St. Georgen - "Unser Ziel ist es, den Impfstützpunkt bis Ende der Woche aufgebaut zu haben", informiert die Pressesprecherin des Landratsamtes, Heike Frank. "Zeitnah" soll er dann in Betrieb gehen. Zu den künftigen Öffnungszeiten konnte Frank noch keine konkrete Aussage treffen. Diese hängten von den "Personalkapazitäten" ab. Und momentan sei die Behörde "am Organisieren", nicht nur was den Aufbau angehe, es gelte auch, das nötige Personal zusammenzustellen.
Eine Möglichkeit für den Westkreis
Angeregt hatte den Impfstützpunkt Bürgermeister Michael Rieger. Nachdem es bisherige Angebote in Villingen und Donaueschingen gab, wollte St. Georgens Bürgermeister einen solche Impfmöglichkeit auch für den "Westkreis", also die Region St. Georgen, Furtwangen, Triberg, Schonach und Schönwald. Denn gerade von dort seien es längere Anfahrtswege bis zu den bisherigen Stützpunkten. Das falle gerade bei winterlichen Straßenverhältnissen im Zusammenhang mit der hiesigen Topographie nicht leicht. Vor allem für ältere Leute bedeute das eine Herausforderung, an ein Impfzentrum zu kommen.
Leerstehende Firmenhalle eignet sich
Die ehemalige Firmenhalle von A. Maier eigne sich hervorragend für ein solches Angebot, biete sie doch einen barrierefreien Zugang, sei in städtischer Hand und stehe derzeit leer. Die Stadt habe das Gebäude gekauft, um dort während der geplanten Rathaussanierung unterzukommen.
"Das ist eine super Lösung für den Westkreis", freut sich Rieger, dass die Umsetzung so schnell vorangekommen ist. Er hatte seine Idee für den Impfstützpunkt dem Gemeinderat geschildert und schließlich Kontakt mit dem Landratsamt aufgenommen. Der Landrat habe zugesagt, sich umgehend darum zu kümmern. Vergangene Woche habe es ein Abstimmungsgespräch vor Ort gegeben. Mittlerweile liefen die Aufbauarbeiten. Die Halle sei groß genug, habe sanitäre Anlagen und befinde sich in einem "top Zustand". Außerdem liege sie zentral gegenüber der früheren Post in der Gewerbehallestraße.

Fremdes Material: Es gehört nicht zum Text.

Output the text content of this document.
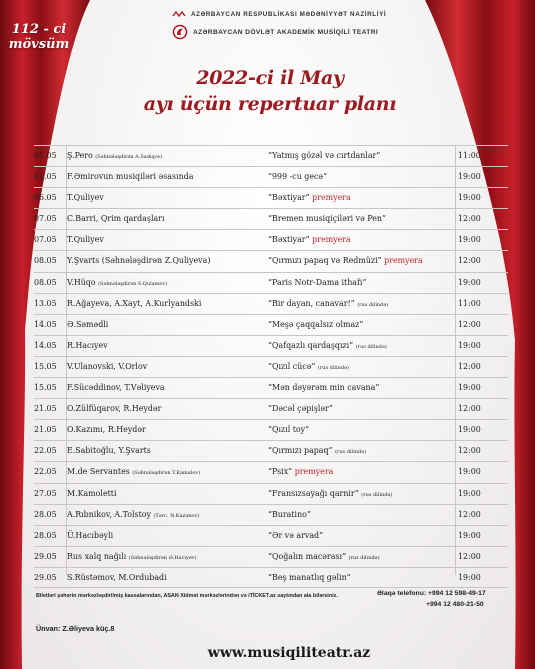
112 - ci
mövsüm
AZƏRBAYCAN RESPUBLİKASI MƏDƏNİYYƏT NAZİRLİYİ
AZƏRBAYCAN DÖVLƏT AKADEMİK MUSİQİLİ TEATRI
2022-ci il May
ayı üçün repertuar planı
01.05 Ş.Pero (Səhnələşdirən A.Sadıqov)	“Yatmış gözəl və cırtdanlar”	11:00
01.05 F.Əmirovun musiqiləri əsasında	“999 -cu gecə”	19:00
06.05 T.Quliyev	“Bəxtiyar” premyera	19:00
07.05 C.Barri, Qrim qardaşları	“Bremen musiqiçiləri və Pen”	12:00
07.05 T.Quliyev	“Bəxtiyar” premyera	19:00
08.05 Y.Şvarts (Səhnələşdirən Z.Quliyeva)	“Qırmızı papaq və Redmüzi” premyera	12:00
08.05 V.Hüqo (Səhnələşdirən S.Qulamov)	“Paris Notr-Dama ithafı”	19:00
13.05 R.Ağayeva, A.Xayt, A.Kurlyandski	“Bir dayan, canavar!” (rus dilində)	11:00
14.05 Ə.Səmədli	“Meşə çaqqalsız olmaz”	12:00
14.05 R.Hacıyev	“Qafqazlı qardaşqızı” (rus dilində)	19:00
15.05 V.Ulanovski, V.Orlov	“Qızıl cücə” (rus dilində)	12:00
15.05 F.Sücəddinov, T.Vəliyeva	“Mən dəyərəm min cavana”	19:00
21.05 O.Zülfüqarov, R.Heydər	“Dəcəl çəpişlər”	12:00
21.05 O.Kazımı, R.Heydər	“Qızıl toy”	19:00
22.05 E.Sabitoğlu, Y.Şvarts	“Qırmızı papaq” (rus dilində)	12:00
22.05 M.de Servantes (Səhnələşdirən T.Kamalov)	“Psix” premyera	19:00
27.05 M.Kamoletti	“Fransızsayağı qarnir” (rus dilində)	19:00
28.05 A.Rıbnikov, A.Tolstoy (Tərc. N.Kazımov)	“Buratino”	12:00
28.05 Ü.Hacıbəyli	“Ər və arvad”	19:00
29.05 Rus xalq nağılı (Səhnələşdirən Ə.Hacıyev)	“Qoğalın macərası” (rus dilində)	12:00
29.05 S.Rüstəmov, M.Ordubadi	“Beş manatlıq gəlin”	19:00
Biletləri şəhərin mərkəzləşdirilmiş kassalarından, ASAN Xidmət mərkəzlərindən və iTİCKET.az saytından ala bilərsiniz.	Əlaqə telefonu: +994 12 598-49-17
+994 12 480-21-50
Ünvan: Z.Əliyeva küç.8
www.musiqiliteatr.az
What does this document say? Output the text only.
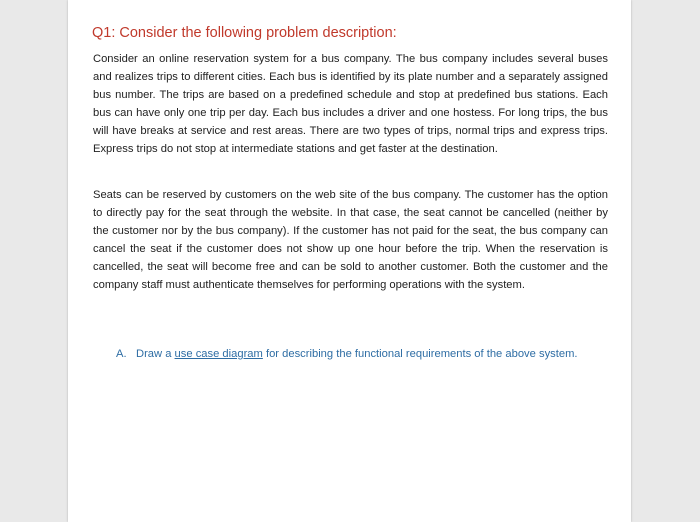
Q1: Consider the following problem description:

Consider an online reservation system for a bus company. The bus company includes several buses and realizes trips to different cities. Each bus is identified by its plate number and a separately assigned bus number. The trips are based on a predefined schedule and stop at predefined bus stations. Each bus can have only one trip per day. Each bus includes a driver and one hostess. For long trips, the bus will have breaks at service and rest areas. There are two types of trips, normal trips and express trips. Express trips do not stop at intermediate stations and get faster at the destination.

Seats can be reserved by customers on the web site of the bus company. The customer has the option to directly pay for the seat through the website. In that case, the seat cannot be cancelled (neither by the customer nor by the bus company). If the customer has not paid for the seat, the bus company can cancel the seat if the customer does not show up one hour before the trip. When the reservation is cancelled, the seat will become free and can be sold to another customer. Both the customer and the company staff must authenticate themselves for performing operations with the system.

A. Draw a use case diagram for describing the functional requirements of the above system.
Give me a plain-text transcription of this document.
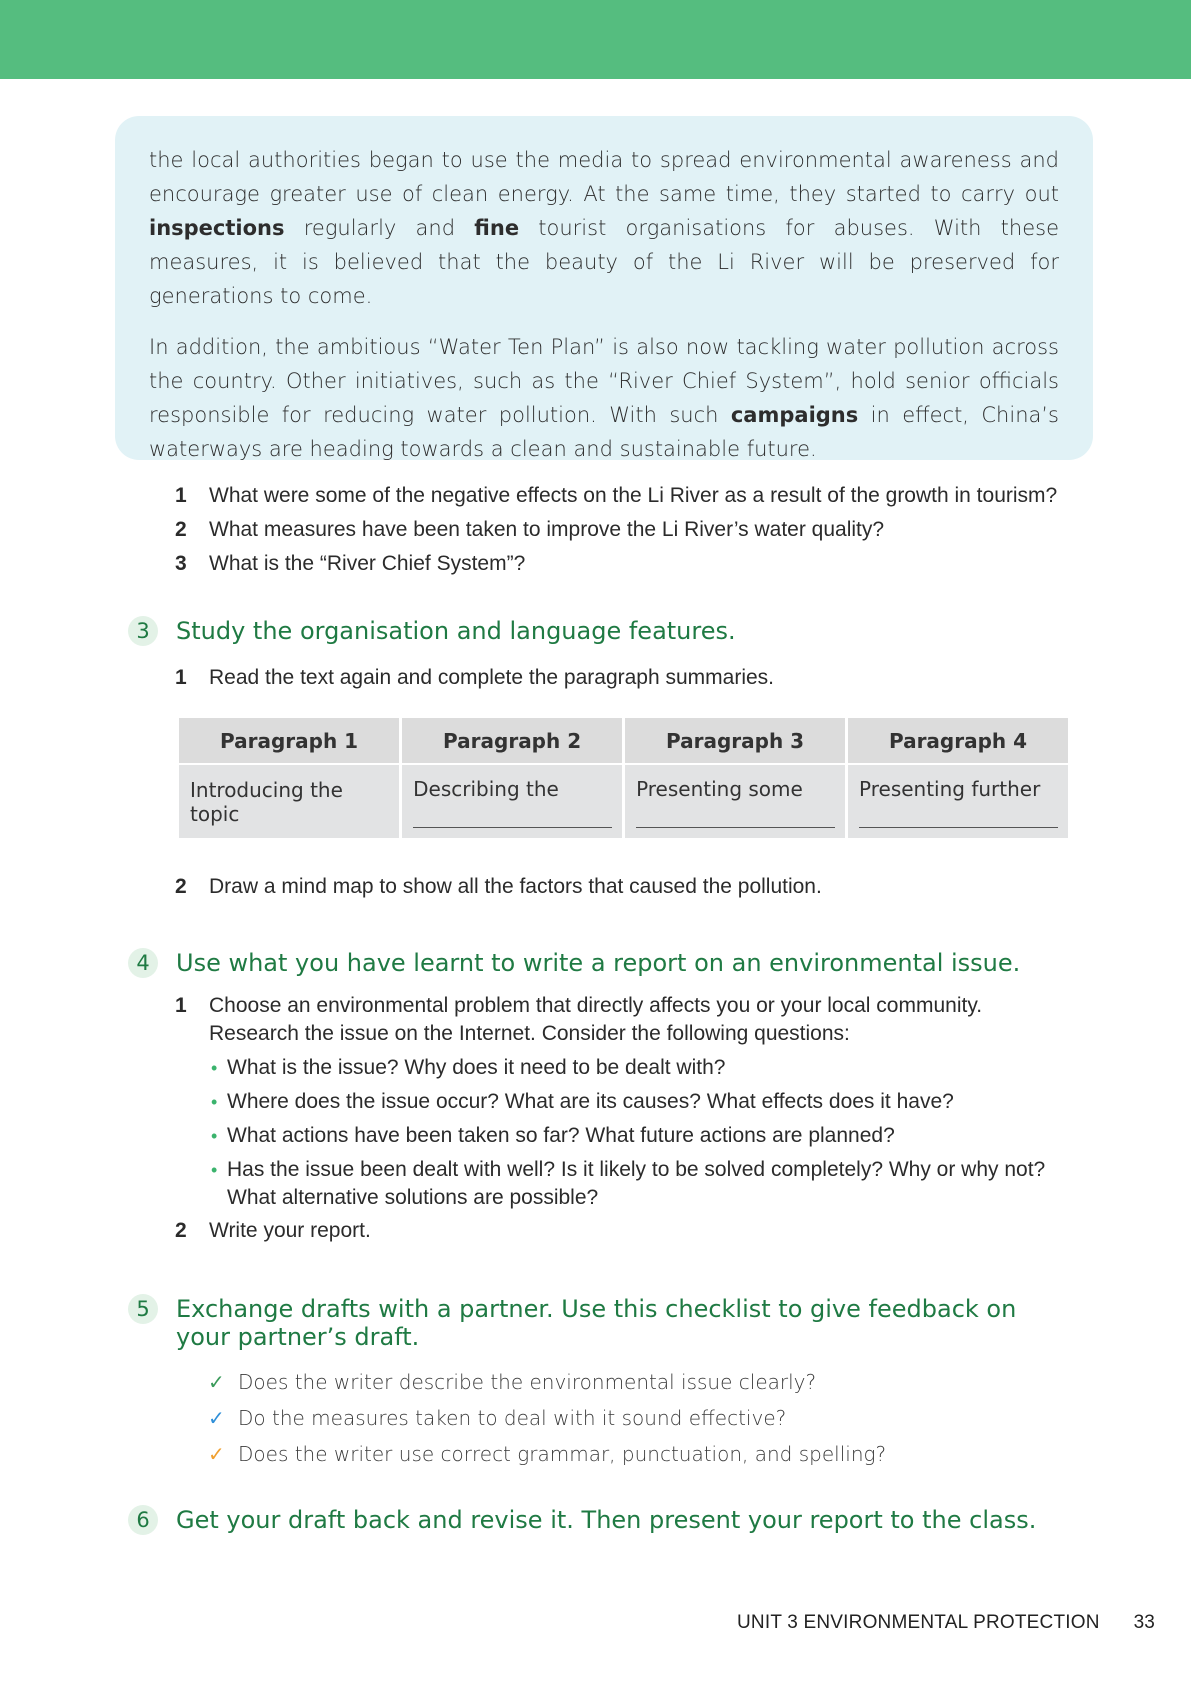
the local authorities began to use the media to spread environmental awareness and encourage greater use of clean energy. At the same time, they started to carry out inspections regularly and fine tourist organisations for abuses. With these measures, it is believed that the beauty of the Li River will be preserved for generations to come.

In addition, the ambitious “Water Ten Plan” is also now tackling water pollution across the country. Other initiatives, such as the “River Chief System”, hold senior officials responsible for reducing water pollution. With such campaigns in effect, China’s waterways are heading towards a clean and sustainable future.

1	What were some of the negative effects on the Li River as a result of the growth in tourism?
2	What measures have been taken to improve the Li River’s water quality?
3	What is the “River Chief System”?
3	Study the organisation and language features.
1	Read the text again and complete the paragraph summaries.
Paragraph 1	Paragraph 2	Paragraph 3	Paragraph 4
Introducing the topic	Describing the	Presenting some	Presenting further
2	Draw a mind map to show all the factors that caused the pollution.
4	Use what you have learnt to write a report on an environmental issue.
1	Choose an environmental problem that directly affects you or your local community. Research the issue on the Internet. Consider the following questions:
• What is the issue? Why does it need to be dealt with?
• Where does the issue occur? What are its causes? What effects does it have?
• What actions have been taken so far? What future actions are planned?
• Has the issue been dealt with well? Is it likely to be solved completely? Why or why not? What alternative solutions are possible?
2	Write your report.
5	Exchange drafts with a partner. Use this checklist to give feedback on your partner’s draft.
✓ Does the writer describe the environmental issue clearly?
✓ Do the measures taken to deal with it sound effective?
✓ Does the writer use correct grammar, punctuation, and spelling?
6	Get your draft back and revise it. Then present your report to the class.
UNIT 3 ENVIRONMENTAL PROTECTION 33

Bürgermeister hofft auf genug Impfstoff
Nun hofft Rieger, dass alles klappt und sich genügend Personal findet, aber auch genug Impfstoff bereitsteht, "damit wir hier loslegen können". Das sei auch für die Ärzte in St. Georgen eine Entlastung, die mit ihren Impfungen "komplett am Anschlag" seien.